The Claimants’ Skeleton Argument ran to 25 pages, but at paragraph 2 incorporated by reference the 99-page Statement of Facts and Grounds. At the hearing Mr Beal QC for the Claimants volunteered a new 30 page “Notes for Oral Submissions” document. Overall, therefore, the written submissions ran to 154 pages. The CMA’s skeleton argument took a similar course. While the document ran to only 23 pages, at paragraph 5 it too incorporated a document by reference, the 48-page Detailed Grounds of Defence. Only the First Interested Party, GEMA, produced a Skeleton Argument that met the requirements of Practice Direction 54A.

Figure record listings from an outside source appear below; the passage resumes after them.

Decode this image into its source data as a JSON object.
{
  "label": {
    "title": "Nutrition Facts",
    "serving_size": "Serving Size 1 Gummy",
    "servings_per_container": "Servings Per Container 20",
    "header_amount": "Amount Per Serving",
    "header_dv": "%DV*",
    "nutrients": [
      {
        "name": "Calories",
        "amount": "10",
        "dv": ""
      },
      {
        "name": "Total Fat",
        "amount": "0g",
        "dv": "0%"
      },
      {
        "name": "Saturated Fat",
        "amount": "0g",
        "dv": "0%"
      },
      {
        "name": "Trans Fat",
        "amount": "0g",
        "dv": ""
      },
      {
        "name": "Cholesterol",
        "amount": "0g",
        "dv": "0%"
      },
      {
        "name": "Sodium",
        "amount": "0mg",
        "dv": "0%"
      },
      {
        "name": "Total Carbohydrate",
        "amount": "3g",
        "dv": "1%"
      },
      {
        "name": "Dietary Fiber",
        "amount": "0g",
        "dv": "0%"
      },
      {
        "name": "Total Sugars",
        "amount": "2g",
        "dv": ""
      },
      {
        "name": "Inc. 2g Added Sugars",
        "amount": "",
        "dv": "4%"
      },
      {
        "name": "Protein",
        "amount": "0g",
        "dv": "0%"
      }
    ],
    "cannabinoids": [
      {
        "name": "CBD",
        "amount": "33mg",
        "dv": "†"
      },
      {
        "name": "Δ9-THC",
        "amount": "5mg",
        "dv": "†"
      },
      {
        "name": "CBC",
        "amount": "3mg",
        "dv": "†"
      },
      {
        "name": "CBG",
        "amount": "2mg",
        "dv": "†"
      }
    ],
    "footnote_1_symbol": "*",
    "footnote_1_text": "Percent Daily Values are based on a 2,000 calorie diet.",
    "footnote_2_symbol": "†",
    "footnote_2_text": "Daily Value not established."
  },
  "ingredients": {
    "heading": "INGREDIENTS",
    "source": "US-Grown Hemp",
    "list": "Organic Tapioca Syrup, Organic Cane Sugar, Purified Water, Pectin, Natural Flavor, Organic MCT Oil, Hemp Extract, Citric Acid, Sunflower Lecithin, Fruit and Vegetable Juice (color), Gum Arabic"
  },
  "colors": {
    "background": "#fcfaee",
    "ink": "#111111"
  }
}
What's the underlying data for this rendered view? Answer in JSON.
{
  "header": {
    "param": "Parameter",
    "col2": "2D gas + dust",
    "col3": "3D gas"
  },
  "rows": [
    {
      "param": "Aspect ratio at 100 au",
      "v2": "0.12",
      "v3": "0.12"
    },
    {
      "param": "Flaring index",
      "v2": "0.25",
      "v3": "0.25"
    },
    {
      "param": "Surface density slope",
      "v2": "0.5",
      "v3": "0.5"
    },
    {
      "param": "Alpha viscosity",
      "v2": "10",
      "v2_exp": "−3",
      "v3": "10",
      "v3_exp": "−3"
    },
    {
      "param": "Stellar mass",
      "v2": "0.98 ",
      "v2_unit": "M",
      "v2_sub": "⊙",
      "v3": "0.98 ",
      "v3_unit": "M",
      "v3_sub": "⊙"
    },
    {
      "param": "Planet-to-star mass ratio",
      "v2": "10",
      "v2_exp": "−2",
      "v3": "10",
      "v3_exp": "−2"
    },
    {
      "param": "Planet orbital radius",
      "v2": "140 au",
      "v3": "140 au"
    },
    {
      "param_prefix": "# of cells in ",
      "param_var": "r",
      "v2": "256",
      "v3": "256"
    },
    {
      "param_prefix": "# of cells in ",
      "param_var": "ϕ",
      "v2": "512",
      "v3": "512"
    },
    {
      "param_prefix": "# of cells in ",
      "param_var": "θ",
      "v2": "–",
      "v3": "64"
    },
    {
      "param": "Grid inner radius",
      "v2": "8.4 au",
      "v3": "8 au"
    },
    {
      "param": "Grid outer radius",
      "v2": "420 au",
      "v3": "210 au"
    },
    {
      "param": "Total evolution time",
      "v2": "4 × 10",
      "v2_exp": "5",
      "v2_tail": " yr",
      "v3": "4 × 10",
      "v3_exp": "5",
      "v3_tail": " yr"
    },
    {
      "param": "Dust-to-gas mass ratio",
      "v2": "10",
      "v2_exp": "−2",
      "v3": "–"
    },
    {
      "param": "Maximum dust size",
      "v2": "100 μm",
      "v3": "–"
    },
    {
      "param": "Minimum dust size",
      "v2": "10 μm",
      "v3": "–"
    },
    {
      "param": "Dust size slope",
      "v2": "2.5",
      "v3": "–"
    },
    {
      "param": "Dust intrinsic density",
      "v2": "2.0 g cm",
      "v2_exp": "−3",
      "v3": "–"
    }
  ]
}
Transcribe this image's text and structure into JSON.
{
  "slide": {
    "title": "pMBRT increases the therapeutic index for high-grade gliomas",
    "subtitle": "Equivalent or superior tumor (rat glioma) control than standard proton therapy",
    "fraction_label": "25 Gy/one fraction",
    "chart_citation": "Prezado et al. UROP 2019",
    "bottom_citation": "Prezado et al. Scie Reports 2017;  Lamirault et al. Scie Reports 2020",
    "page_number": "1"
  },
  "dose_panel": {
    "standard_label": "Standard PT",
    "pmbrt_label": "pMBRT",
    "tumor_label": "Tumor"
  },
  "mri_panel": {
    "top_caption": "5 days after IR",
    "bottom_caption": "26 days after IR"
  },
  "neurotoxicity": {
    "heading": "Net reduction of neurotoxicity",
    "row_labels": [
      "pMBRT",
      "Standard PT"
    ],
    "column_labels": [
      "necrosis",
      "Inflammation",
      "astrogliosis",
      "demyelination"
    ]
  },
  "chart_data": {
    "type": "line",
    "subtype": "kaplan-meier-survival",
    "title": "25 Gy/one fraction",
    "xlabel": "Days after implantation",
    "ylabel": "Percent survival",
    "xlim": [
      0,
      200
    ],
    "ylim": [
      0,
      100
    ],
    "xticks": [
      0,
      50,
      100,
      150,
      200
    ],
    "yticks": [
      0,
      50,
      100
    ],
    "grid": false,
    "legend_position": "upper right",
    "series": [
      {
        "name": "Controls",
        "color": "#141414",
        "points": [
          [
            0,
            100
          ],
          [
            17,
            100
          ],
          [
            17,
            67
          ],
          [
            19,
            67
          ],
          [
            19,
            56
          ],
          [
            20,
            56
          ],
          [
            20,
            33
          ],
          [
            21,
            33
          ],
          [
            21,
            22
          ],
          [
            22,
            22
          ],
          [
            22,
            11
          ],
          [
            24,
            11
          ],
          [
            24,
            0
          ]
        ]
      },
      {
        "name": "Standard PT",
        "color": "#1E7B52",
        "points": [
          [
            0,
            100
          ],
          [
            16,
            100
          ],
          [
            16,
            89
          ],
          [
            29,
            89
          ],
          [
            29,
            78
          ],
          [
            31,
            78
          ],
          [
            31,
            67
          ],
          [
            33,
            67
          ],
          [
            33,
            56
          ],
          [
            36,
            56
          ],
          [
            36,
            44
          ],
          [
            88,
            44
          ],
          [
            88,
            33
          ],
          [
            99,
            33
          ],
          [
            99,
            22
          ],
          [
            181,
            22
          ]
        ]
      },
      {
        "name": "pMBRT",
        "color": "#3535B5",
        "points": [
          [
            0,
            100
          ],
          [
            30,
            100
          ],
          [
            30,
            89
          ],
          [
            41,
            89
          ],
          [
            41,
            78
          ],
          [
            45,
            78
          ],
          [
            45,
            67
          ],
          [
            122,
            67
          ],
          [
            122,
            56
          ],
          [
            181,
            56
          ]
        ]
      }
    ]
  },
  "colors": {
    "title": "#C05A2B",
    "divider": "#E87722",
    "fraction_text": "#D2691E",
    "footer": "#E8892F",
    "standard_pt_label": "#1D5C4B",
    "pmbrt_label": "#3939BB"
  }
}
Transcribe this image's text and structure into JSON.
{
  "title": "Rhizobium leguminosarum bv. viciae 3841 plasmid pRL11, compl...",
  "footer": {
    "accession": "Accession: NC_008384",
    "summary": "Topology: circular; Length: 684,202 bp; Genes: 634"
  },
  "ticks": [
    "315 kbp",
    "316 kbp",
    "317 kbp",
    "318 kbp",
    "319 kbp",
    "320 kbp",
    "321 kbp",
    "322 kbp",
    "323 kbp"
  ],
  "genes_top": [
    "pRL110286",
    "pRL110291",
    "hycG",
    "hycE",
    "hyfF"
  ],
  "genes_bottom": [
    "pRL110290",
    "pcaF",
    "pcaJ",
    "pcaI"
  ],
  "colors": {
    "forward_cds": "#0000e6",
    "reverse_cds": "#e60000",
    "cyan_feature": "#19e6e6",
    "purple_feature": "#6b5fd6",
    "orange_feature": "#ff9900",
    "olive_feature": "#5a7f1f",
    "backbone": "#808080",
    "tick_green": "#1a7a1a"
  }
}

The Claimants’ and the Defendant’s approach to their Skeleton Arguments was entirely wrong. It was in blatant disregard of the requirements in the Practice Direction. This is intolerable. A properly prepared skeleton argument is essential. It is how the court is assisted to identify and determine the issues, consistent with a proportionate use of court time. Quite plainly too, compliance with the requirements set out in the Practice Direction is in the interests of the parties: a single, concise document will be the best way of putting each party’s case. Paragraph 14.4 of Practice Direction 54A states that a skeleton argument that does not comply with the requirements at paragraph 14.1 to 14.3 “may” be returned by the court. Advocates should now expect that this practice will be followed.